Recent Villanova Law Alum Wins JPTOS 2016 Mid-Atlantic Writing Competition
From orientation to graduation, Villanova University Charles Widger School of Law provides students with a solid foundation in legal writing, analysis and research. With five semesters of writing instruction, graduates like Jessica Watkins ’16 are prepared to meet the intense demands of the legal industry and often recognized for their hard work by the external legal community.
The Journal of Patent & Trademark Office Society (JPTOS) recently selected Watkins’ paper, "Garcia v. Google, Inc. and the Limited Rights of Motion Picture Actors Under American Copyright Law,” as the best paper submitted to the 2016 Mid-Atlantic Writing Competition. JPTOS—the oldest continuously published IP journal in the country—provides a forum dedicated to the discussion of legal and technical subjects related to patent, trademark and copyright laws.

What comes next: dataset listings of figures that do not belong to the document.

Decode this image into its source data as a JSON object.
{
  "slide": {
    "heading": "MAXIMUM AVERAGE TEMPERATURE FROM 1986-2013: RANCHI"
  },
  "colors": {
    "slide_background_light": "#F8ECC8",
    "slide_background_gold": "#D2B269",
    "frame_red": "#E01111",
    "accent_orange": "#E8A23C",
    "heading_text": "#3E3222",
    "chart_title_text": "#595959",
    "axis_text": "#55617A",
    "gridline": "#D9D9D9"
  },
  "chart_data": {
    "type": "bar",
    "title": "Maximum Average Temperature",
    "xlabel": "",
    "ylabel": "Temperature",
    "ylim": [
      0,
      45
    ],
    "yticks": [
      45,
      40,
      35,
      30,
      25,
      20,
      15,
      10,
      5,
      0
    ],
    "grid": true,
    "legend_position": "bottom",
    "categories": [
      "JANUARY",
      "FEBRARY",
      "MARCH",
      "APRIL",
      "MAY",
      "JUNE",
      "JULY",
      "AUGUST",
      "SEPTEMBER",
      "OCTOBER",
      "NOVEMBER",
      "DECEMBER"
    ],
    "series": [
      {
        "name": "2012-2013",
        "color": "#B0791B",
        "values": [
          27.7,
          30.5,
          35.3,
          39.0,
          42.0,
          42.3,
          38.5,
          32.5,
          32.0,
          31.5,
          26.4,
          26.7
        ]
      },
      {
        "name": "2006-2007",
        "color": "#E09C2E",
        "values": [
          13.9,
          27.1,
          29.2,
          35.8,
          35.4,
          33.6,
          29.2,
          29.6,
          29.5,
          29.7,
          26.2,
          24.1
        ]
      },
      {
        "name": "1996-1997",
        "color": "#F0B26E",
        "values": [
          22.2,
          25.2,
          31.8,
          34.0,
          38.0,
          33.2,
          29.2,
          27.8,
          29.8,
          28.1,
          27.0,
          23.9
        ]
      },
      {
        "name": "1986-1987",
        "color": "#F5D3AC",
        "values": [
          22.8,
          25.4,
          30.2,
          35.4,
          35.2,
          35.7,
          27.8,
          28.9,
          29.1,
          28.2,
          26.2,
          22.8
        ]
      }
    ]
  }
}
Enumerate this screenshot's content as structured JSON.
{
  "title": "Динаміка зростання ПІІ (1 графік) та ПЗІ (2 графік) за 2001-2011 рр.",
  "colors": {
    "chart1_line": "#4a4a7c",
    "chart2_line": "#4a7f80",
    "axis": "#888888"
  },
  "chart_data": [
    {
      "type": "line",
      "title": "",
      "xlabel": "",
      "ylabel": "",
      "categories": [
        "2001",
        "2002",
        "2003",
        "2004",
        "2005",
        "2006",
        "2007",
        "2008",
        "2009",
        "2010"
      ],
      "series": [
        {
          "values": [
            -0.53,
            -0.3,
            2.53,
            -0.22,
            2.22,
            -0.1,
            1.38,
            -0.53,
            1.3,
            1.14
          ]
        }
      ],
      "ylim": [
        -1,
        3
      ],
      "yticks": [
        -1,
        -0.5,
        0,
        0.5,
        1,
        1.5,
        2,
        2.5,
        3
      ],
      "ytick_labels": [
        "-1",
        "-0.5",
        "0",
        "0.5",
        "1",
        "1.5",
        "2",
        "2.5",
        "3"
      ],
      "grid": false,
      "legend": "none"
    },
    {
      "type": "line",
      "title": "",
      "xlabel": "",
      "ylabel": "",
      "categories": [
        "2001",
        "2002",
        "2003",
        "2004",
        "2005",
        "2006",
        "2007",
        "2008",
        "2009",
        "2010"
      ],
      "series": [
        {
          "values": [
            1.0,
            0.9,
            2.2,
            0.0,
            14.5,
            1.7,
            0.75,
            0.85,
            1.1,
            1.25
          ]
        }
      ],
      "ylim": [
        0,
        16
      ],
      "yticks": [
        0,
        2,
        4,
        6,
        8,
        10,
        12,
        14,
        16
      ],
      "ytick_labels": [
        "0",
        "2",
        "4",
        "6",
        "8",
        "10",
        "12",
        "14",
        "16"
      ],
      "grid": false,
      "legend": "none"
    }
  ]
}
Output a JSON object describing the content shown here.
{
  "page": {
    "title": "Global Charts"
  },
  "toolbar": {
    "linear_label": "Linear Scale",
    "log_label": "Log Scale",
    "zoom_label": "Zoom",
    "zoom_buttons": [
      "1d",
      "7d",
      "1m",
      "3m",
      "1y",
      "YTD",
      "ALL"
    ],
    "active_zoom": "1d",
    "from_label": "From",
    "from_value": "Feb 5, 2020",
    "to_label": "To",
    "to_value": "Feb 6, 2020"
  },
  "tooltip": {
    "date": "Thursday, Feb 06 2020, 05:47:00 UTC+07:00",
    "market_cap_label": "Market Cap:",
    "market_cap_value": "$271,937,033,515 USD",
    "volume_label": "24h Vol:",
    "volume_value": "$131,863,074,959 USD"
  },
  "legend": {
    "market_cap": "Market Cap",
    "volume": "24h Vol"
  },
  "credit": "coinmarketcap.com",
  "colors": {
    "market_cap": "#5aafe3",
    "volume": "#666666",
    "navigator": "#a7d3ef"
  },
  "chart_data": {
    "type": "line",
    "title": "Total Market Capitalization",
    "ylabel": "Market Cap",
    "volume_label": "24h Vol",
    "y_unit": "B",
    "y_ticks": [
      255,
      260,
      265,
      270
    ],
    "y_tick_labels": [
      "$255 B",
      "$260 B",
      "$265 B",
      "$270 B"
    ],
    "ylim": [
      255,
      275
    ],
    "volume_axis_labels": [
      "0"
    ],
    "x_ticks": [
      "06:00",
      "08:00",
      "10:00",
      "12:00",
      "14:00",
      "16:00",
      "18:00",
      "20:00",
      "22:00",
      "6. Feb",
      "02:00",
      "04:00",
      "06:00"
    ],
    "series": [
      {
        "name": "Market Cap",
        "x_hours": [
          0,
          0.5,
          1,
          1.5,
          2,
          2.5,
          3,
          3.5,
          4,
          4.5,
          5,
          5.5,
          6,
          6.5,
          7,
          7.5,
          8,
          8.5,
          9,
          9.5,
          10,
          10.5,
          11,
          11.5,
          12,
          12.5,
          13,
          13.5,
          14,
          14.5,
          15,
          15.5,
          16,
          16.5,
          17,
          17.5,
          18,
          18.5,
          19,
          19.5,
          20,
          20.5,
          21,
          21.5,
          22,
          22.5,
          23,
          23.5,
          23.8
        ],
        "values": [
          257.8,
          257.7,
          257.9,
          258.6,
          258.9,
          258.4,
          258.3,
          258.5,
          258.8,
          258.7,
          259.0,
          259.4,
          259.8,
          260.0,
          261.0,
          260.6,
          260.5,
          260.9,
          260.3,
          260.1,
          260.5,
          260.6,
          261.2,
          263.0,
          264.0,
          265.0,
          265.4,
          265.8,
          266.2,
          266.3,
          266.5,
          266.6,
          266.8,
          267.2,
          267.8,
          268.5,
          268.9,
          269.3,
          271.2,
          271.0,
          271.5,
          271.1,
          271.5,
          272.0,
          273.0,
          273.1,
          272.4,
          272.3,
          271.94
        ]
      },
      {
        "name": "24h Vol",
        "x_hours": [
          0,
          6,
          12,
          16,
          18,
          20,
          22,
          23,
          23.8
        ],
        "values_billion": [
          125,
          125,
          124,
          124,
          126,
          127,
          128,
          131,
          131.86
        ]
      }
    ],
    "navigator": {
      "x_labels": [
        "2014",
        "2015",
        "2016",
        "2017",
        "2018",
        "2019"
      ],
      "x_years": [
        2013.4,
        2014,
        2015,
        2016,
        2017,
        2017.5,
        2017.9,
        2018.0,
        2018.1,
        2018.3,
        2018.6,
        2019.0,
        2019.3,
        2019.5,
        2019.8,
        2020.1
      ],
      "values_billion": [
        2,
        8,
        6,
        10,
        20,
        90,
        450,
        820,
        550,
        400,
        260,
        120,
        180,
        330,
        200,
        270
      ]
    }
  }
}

“Winning this contest at the very end of my 3L year marks the end of an academic career and the beginning of a new chapter, where I will apply my knowledge of intellectual property to real-world issues once I join the workforce,” said Watkins. “I am grateful to have had the opportunity to write about something I am truly interested in, and to have my enthusiasm for the subject recognized by professionals in my field.”
Watkins’ winning article will appear in the July issue of the journal, which boasts a broad and diverse readership that includes practicing attorneys, judges and law professors and has had many of its articles cited in the Federal Circuit and Supreme Court. By instituting a writing competition, JPTOS seeks to encourage innovative student scholarship on current topics in intellectual property law, increase student involvement and build stronger ties with Mid-Atlantic law schools.
“I was drawn to IP law because of its significance in everyday life,” said Watkins. “Particularly in today's world of ever-changing technology, the ownership issues inherent in IP are becoming even more important and scrutinized. Working in this field is perpetually exciting because it is linked to scientific and technological issues that are rapidly evolving and will continue to do so for the foreseeable future.”